In previous studies, PacBio RS data have been reported to contain maximum read lengths of up to 23,000 nucleotides and median lengths of 2,446 nucleotides . Such read lengths have been shown to significantly improve the quality of sequence assemblies when used for hybrid assemblies . In this investigation, the maximum and mean un-corrected read lengths were 17,407 and 3,937 nucleotides respectively, with an average read length following error-correction of 1,902. The data generated using the PacBio RS platform covered a greater proportion of the chloroplast genome and was able to resolve the small percentage of ambiguities that were present in the Illumina assembly. Thus the data from the chloroplast assembly reported here supports previous findings that PacBio RS data can produce high quality sequence assemblies covering a greater proportion of the genome than can be achieved by Illumina sequencing alone .
PacBio RS data is significantly less expensive to generate than data from traditional Sanger sequencing, and reports indicate that for targeted exon sequencing, for use in genomic profiling of tumor biopsies, PacBio RS sequence data was in 100% concordance with traditional Sanger sequencing . Additionally, other researchers demonstrated the utility of PacBio RS data for SNP validation in medical re-sequencing projects, where Sanger sequencing has traditionally been employed .

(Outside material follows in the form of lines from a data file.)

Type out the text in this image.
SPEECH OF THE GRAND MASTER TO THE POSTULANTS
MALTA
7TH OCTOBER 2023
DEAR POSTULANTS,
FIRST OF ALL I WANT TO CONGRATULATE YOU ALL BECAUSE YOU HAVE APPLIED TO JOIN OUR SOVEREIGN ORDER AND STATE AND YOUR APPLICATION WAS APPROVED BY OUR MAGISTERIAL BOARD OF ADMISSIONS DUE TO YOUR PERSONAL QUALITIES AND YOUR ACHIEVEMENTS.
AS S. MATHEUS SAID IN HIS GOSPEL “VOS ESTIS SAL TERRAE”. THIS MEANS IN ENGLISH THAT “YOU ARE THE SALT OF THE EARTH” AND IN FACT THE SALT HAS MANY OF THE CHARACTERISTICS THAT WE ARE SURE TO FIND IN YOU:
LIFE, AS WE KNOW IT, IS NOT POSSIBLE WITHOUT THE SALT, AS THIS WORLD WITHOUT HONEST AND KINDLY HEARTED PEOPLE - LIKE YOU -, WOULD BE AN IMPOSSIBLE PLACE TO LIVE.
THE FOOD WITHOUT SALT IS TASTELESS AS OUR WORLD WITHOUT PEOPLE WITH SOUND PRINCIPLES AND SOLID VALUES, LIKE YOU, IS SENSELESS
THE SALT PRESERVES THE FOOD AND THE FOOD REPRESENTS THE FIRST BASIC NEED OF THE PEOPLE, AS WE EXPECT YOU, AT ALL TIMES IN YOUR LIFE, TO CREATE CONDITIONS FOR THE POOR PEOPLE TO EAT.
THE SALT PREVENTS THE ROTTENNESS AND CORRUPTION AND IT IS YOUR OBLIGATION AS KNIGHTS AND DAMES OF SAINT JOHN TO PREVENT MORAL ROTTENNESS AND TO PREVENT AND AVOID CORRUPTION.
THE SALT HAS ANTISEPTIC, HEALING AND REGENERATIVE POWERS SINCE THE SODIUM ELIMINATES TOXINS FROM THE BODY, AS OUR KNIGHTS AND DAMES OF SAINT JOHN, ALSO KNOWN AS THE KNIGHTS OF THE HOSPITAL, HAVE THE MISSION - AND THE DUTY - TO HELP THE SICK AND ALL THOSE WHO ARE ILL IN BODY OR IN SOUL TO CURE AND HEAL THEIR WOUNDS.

However, the additional read length of PacBio RS data comes at the cost of a higher cost per base than ‘second generation’ short read technologies , and higher single molecule error-rates necessitates the need for a greater depth of sequence coverage to be achieved to permit consensus accuracies of an acceptable level for de novo sequence assembly with currently available software. Additionally, since the PacBio sequencing platform performs real-time sequencing from single molecules, a greater quantity of DNA is required than second generation sequencing platforms, which could be a limiting factor for sequencing from organisms from which DNA is hard to obtain or which are difficult to culture. Despite the advantages to the use of PacBio RS sequencing data, and recent significant increases in throughput, the cost per base for de novo sequencing and assembly of larger genomes, such as those of plants are still significantly more expensive than data derived from the Illumina HiSeq platform . Thus de novo assemblies of the genomes of minority species at the time of writing may be best served through the combination of PacBio data with data from other platforms. Koren et al.  demonstrated that the addition of a modest amount of Illumina error-corrected PacBio data to supplement 454 sequencing data from multiple libraries resulted in a 32% increase in N50 sizes in the parrot (Melopsittacus undulatus) genome sequence assembly and other researchers have demonstrated the utility of PacBio sequence data for gap filling and genome finishing . The data presented here support the findings of those previous studies and illustrate the power and utility of PacBio RS sequencing data for sequencing and de novo assembly, as well as demonstrating that despite high initial single read error rates, following error-correction and assembly, the data produced by the platform are robust and reliable.